The George Institute for Global Health, UNSW, Sydney, Australia; Nepean and Blue Mountains Local Health District, Kingswood, Australia.
The George Institute for Global Health, UNSW, Sydney, Australia; Malcolm Fisher Department of Intensive Care, Royal North Shore Hospital, St Leonards, NSW, Australia.
Aust Crit Care. 2024 Mar;37(2):265-272. doi: 10.1016/j.aucc.2023.07.003. Epub 2023 Aug 12.
The objective of this study was to determine the association between gender and perceived gender equity in the critical care workforce and other health specialties.
We conducted an online cross-sectional survey between September and November 2020. Data on demographics and perceptions of equity including the representation of women across departments and in leadership roles, knowledge of and access to flexible work practices and carers leave, and opportunities for promotion were collected.

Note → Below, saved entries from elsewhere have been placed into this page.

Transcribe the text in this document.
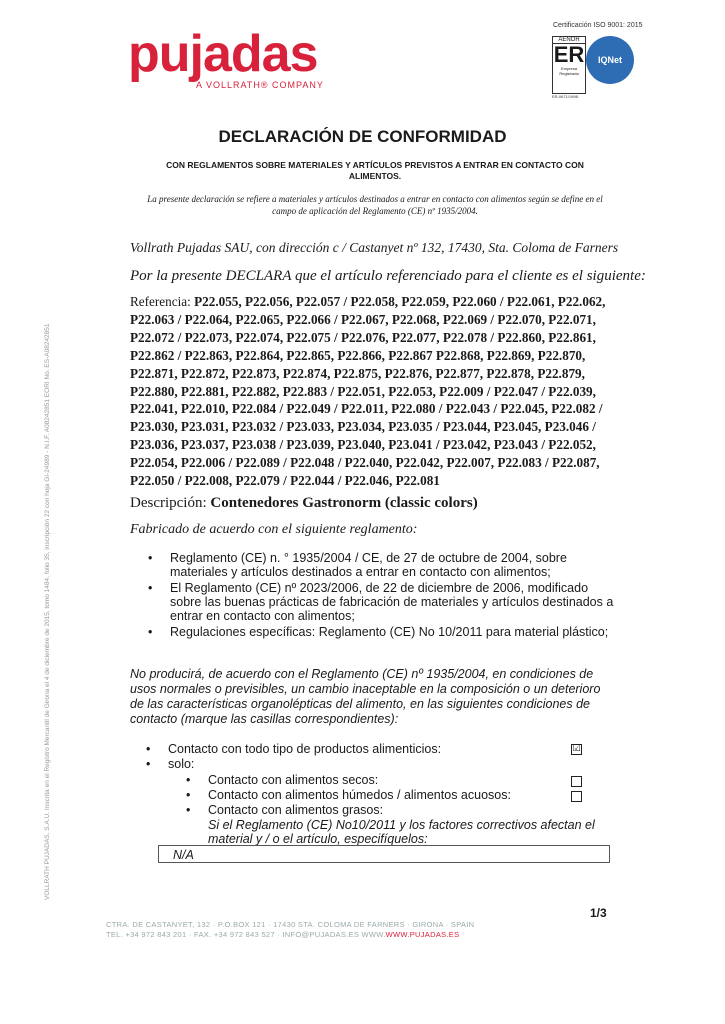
pujadas
A VOLLRATH® COMPANY
Certificación ISO 9001: 2015
AENOR
ER
Empresa Registrada
IQNet
ER-0671/1998
VOLLRATH PUJADAS, S.A.U. Inscrita en el Registro Mercantil de Girona el 4 de diciembre de 2015, tomo 1484, folio 35, inscripción 22 con hoja GI-24989 - N.I.F. A08242851 EORI No. ES-A08242851
DECLARACIÓN DE CONFORMIDAD
CON REGLAMENTOS SOBRE MATERIALES Y ARTÍCULOS PREVISTOS A ENTRAR EN CONTACTO CON ALIMENTOS.
La presente declaración se refiere a materiales y artículos destinados a entrar en contacto con alimentos según se define en el campo de aplicación del Reglamento (CE) nº 1935/2004.
Vollrath Pujadas SAU, con dirección c / Castanyet nº 132, 17430, Sta. Coloma de Farners
Por la presente DECLARA que el artículo referenciado para el cliente es el siguiente:
Referencia: P22.055, P22.056, P22.057 / P22.058, P22.059, P22.060 / P22.061, P22.062, P22.063 / P22.064, P22.065, P22.066 / P22.067, P22.068, P22.069 / P22.070, P22.071, P22.072 / P22.073, P22.074, P22.075 / P22.076, P22.077, P22.078 / P22.860, P22.861, P22.862 / P22.863, P22.864, P22.865, P22.866, P22.867 P22.868, P22.869, P22.870, P22.871, P22.872, P22.873, P22.874, P22.875, P22.876, P22.877, P22.878, P22.879, P22.880, P22.881, P22.882, P22.883 / P22.051, P22.053, P22.009 / P22.047 / P22.039, P22.041, P22.010, P22.084 / P22.049 / P22.011, P22.080 / P22.043 / P22.045, P22.082 / P23.030, P23.031, P23.032 / P23.033, P23.034, P23.035 / P23.044, P23.045, P23.046 / P23.036, P23.037, P23.038 / P23.039, P23.040, P23.041 / P23.042, P23.043 / P22.052, P22.054, P22.006 / P22.089 / P22.048 / P22.040, P22.042, P22.007, P22.083 / P22.087, P22.050 / P22.008, P22.079 / P22.044 / P22.046, P22.081
Descripción: Contenedores Gastronorm (classic colors)
Fabricado de acuerdo con el siguiente reglamento:
• Reglamento (CE) n. ° 1935/2004 / CE, de 27 de octubre de 2004, sobre materiales y artículos destinados a entrar en contacto con alimentos;
• El Reglamento (CE) nº 2023/2006, de 22 de diciembre de 2006, modificado sobre las buenas prácticas de fabricación de materiales y artículos destinados a entrar en contacto con alimentos;
• Regulaciones específicas: Reglamento (CE) No 10/2011 para material plástico;
No producirá, de acuerdo con el Reglamento (CE) nº 1935/2004, en condiciones de usos normales o previsibles, un cambio inaceptable en la composición o un deterioro de las características organolépticas del alimento, en las siguientes condiciones de contacto (marque las casillas correspondientes):
• Contacto con todo tipo de productos alimenticios:	☑
• solo:
• Contacto con alimentos secos:
• Contacto con alimentos húmedos / alimentos acuosos:
• Contacto con alimentos grasos:
Si el Reglamento (CE) No10/2011 y los factores correctivos afectan el material y / o el artículo, especifíquelos:
N/A
1/3
CTRA. DE CASTANYET, 132 · P.O.BOX 121 · 17430 STA. COLOMA DE FARNERS · GIRONA · SPAIN
TEL. +34 972 843 201 · FAX. +34 972 843 527 · INFO@PUJADAS.ES WWW.WWW.PUJADAS.ES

The study population included health professionals from critical care (defined as intensive care and emergency) and other specialties. We conducted a descriptive gender-disaggregated analysis.
A total of 478 respondents (70% women) completed the survey. The mean age of respondents was 43.9 ± 11.2 years. Approximately half of respondents were medical practitioners (n = 235, 54%), followed by nurses (n = 135, 36%)-the remainder were from other professions. The critical care workforce accounted for 280 (64%) of responder practice settings. Statistically significant differences were reported between genders on issues such as having confidence that their department would resolve equity issues (87 [70.7%] men vs. 146 [48.2%] women; p = 0.007), access to flexible work practices (5/124 [4.0%] men vs. 20/305 [6.6%] women p = 0.001), and taking unpaid leave for carer responsibilities (91 [30.3%] women vs 9 [7.4%] men, p < 0.001).
This work highlights differences in how men and women perceive gender equity, particularly in the critical care workforce. These findings are important to understand health care practitioners' perceptions of gender equity, as these perceptions inform behaviour.
本研究旨在确定重症监护和其他卫生专业人员中性别与感知性别公平之间的关系。
我们于 2020 年 9 月至 11 月期间进行了一项在线横断面调查。收集了人口统计学数据和公平感知数据,包括各部门和领导层中的女性代表人数、对弹性工作实践和护理假的了解程度和获取途径,以及晋升机会。
研究人群包括来自重症监护(定义为重症监护和急诊)和其他专业的卫生专业人员。我们进行了性别分类分析。
共有 478 名(70%为女性)受访者完成了调查。受访者的平均年龄为 43.9 ± 11.2 岁。大约一半的受访者为医生(n=235,54%),其次是护士(n=135,36%)-其余的来自其他专业。重症监护人员占 280 名(64%)受访者的工作场所。在一些问题上,如对自己所在部门解决公平问题的信心(87 [70.7%]男性 vs. 146 [48.2%]女性;p=0.007)、获取弹性工作实践的途径(5/124 [4.0%]男性 vs. 20/305 [6.6%]女性;p=0.001)和因照顾责任而休无薪假(91 [30.3%]女性 vs. 9 [7.4%]男性;p<0.001),报告存在性别差异。
这项工作突出了男性和女性对性别公平的看法存在差异,特别是在重症监护领域。这些发现对于了解医疗保健从业者对性别公平的看法很重要,因为这些看法会影响行为。